Sur le plan visuel, nous sommes souvent attirés par leur beauté éblouissante et nous les exposons dans nos maisons et nos bureaux pour « égayer les choses ». C’est une longue tradition d’apporter des roses à un partenaire romantique pour lui témoigner son amour. Nous envoyons des fleurs pour commémorer des occasions spéciales comme la naissance, le mariage et la mort, qui jalonnent le parcours de la vie humaine.
Ces signaux visuels et olfactifs se combinent pour attirer les pollinisateurs et d’autres interactions synergiques afin de disséminer les graines et améliorer d’autres stratégies de survie par le biais d’autres espèces. Et c’est seulement ce que nous voyons habituellement dans le spectre des fréquences que nous percevons.
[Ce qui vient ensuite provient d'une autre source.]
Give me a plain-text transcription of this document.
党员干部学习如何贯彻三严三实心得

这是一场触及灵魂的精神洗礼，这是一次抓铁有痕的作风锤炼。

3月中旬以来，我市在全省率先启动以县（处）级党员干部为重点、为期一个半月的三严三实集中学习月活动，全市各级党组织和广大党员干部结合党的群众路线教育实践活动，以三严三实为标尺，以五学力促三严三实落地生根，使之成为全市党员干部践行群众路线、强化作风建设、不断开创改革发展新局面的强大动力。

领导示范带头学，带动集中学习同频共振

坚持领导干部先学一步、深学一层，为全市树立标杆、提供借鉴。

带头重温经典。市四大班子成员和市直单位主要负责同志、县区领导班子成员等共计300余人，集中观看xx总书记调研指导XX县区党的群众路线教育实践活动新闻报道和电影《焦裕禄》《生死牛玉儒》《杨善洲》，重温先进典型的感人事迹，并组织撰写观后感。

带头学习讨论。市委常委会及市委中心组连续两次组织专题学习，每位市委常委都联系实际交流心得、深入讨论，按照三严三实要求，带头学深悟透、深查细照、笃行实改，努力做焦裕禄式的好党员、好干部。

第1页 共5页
Qui sait ce qui se passe dans les spectres que d’autres espèces peuvent percevoir ?
De même, dans le règne végétal, comme le montre l’interaction complexe des récepteurs olfactifs et gustatifs, ces caractéristiques se combinent pour nous aider à identifier ce qui est sain à ingérer.
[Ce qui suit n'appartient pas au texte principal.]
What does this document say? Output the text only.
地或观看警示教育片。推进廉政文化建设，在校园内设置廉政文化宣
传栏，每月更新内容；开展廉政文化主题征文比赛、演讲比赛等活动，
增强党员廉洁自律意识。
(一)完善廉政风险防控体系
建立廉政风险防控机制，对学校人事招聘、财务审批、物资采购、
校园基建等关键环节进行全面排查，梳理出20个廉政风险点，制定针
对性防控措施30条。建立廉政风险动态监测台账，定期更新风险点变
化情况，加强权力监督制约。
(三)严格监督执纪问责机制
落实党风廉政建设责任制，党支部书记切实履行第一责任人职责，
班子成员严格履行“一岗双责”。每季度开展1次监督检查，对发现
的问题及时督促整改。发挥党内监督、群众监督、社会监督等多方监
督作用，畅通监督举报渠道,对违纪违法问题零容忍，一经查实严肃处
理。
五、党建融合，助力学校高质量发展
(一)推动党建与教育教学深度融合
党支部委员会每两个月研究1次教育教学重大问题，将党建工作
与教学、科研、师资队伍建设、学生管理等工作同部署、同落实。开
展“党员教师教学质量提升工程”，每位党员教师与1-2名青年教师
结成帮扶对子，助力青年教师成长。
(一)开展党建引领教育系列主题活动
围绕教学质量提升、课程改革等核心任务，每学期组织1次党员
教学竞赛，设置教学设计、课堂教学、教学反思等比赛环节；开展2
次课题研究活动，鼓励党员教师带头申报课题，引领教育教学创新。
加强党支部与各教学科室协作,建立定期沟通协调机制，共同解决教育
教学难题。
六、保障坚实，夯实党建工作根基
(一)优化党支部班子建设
Dans les états visionnaires, en particulier ceux rencontrés dans les régimes stricts de plantes chamaniques centrés autour de l’Ayahuasca, les chamanes boivent n’importe quel nombre et combinaison de plantes pour apprendre par le biais des esprits des plantes qui vont leur faire traverser des épreuves physiques, psychologiques et spirituelles pour prouver qu’ils méritent ce don de connaissances que l’esprit des plantes peut leur apporter.
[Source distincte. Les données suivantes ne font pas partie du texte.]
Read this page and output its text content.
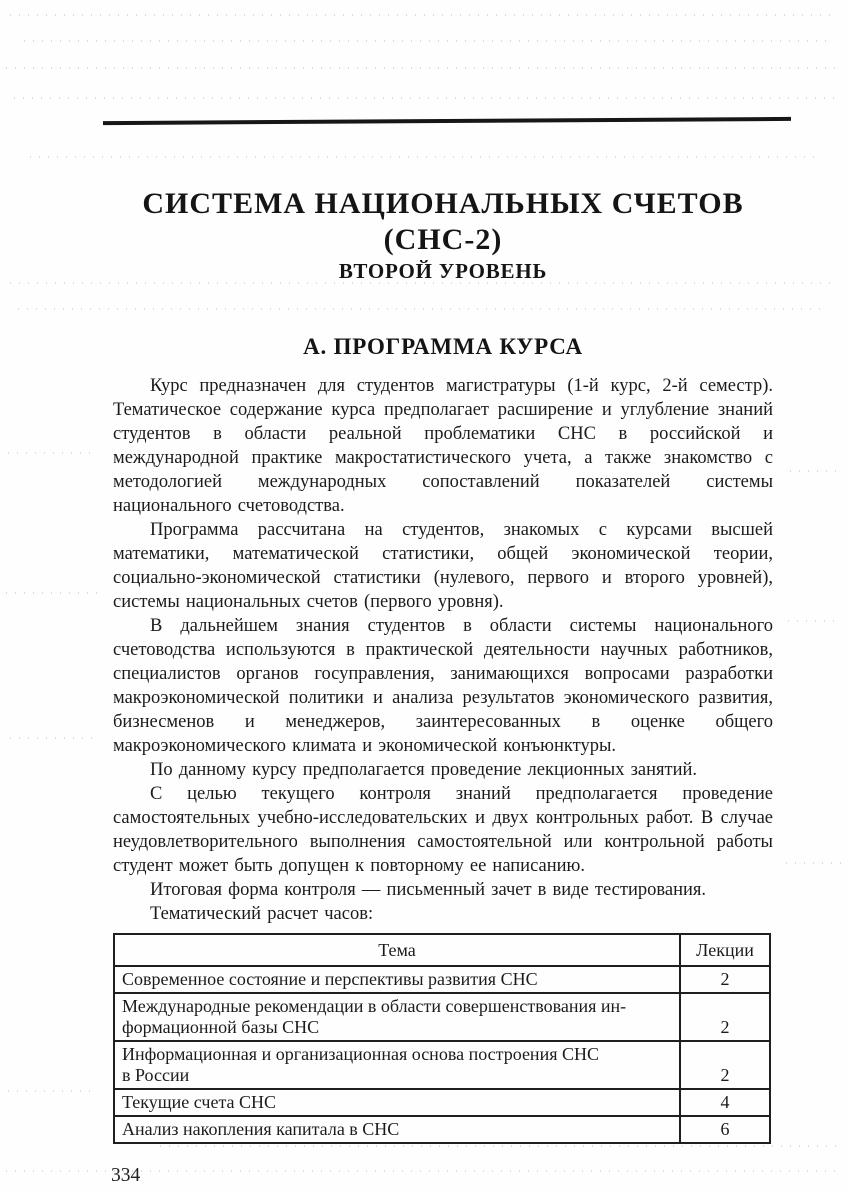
СИСТЕМА НАЦИОНАЛЬНЫХ СЧЕТОВ
(СНС-2)
ВТОРОЙ УРОВЕНЬ
А. ПРОГРАММА КУРСА

Курс предназначен для студентов магистратуры (1-й курс, 2-й семестр). Тематическое содержание курса предполагает расширение и углубление знаний студентов в области реальной проблематики СНС в российской и международной практике макростатистического учета, а также знакомство с методологией международных сопоставлений показателей системы национального счетоводства.

Программа рассчитана на студентов, знакомых с курсами высшей математики, математической статистики, общей экономической теории, социально-экономической статистики (нулевого, первого и второго уровней), системы национальных счетов (первого уровня).

В дальнейшем знания студентов в области системы национального счетоводства используются в практической деятельности научных работников, специалистов органов госуправления, занимающихся вопросами разработки макроэкономической политики и анализа результатов экономического развития, бизнесменов и менеджеров, заинтересованных в оценке общего макроэкономического климата и экономической конъюнктуры.

По данному курсу предполагается проведение лекционных занятий.

С целью текущего контроля знаний предполагается проведение самостоятельных учебно-исследовательских и двух контрольных работ. В случае неудовлетворительного выполнения самостоятельной или контрольной работы студент может быть допущен к повторному ее написанию.

Итоговая форма контроля — письменный зачет в виде тестирования.

Тематический расчет часов:

Тема	Лекции

Современное состояние и перспективы развития СНС	2

Международные рекомендации в области совершенствования ин-
формационной базы СНС	2

Информационная и организационная основа построения СНС
в России	2

Текущие счета СНС	4

Анализ накопления капитала в СНС	6
334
« La combinaison du régime alimentaire, de l’environnement, des plantes et d’autres éléments influe sur les activités et les physiologies de nos ondes cérébrales d’une myriade de façons mystérieuses. »
Chaque plante et chaque animal a son propre esprit, essence ou énergie qui caractérise sa propre personnalité, de la même manière, l’Ayahuasca est universellement appelé « La Mère ». C’est aussi la raison pour laquelle les Indiens d’Amérique du Nord n’appellent pas les animaux l’ours ou le coyote. Ils disent plutôt Ours ou Coyote parce qu’ils les considèrent comme le reflet de l’essence de leur esprit dans sa totalité, comme les abeilles, les fourmis et autres colonies coopératives, et chacun d’entre eux a sa propre signature énergétique unique qui est traitée avec le même respect, comme la personnalité connue du Coyote considéré comme le Farceur.
Lorsque vous ingérez une plante ou des plantes, en particulier dans un environnement spécifique alors que vous suivez un régime purificateur strict, les effets des plantes se font ressentir de façon plus intense, d’autant plus si le régime est prolongé. Pendant ce temps, vous êtes soumis au champ énergétique de cette plante ou de ces plantes, qui interagissent entre elles, et avec nos corps et nos esprits de différentes manières.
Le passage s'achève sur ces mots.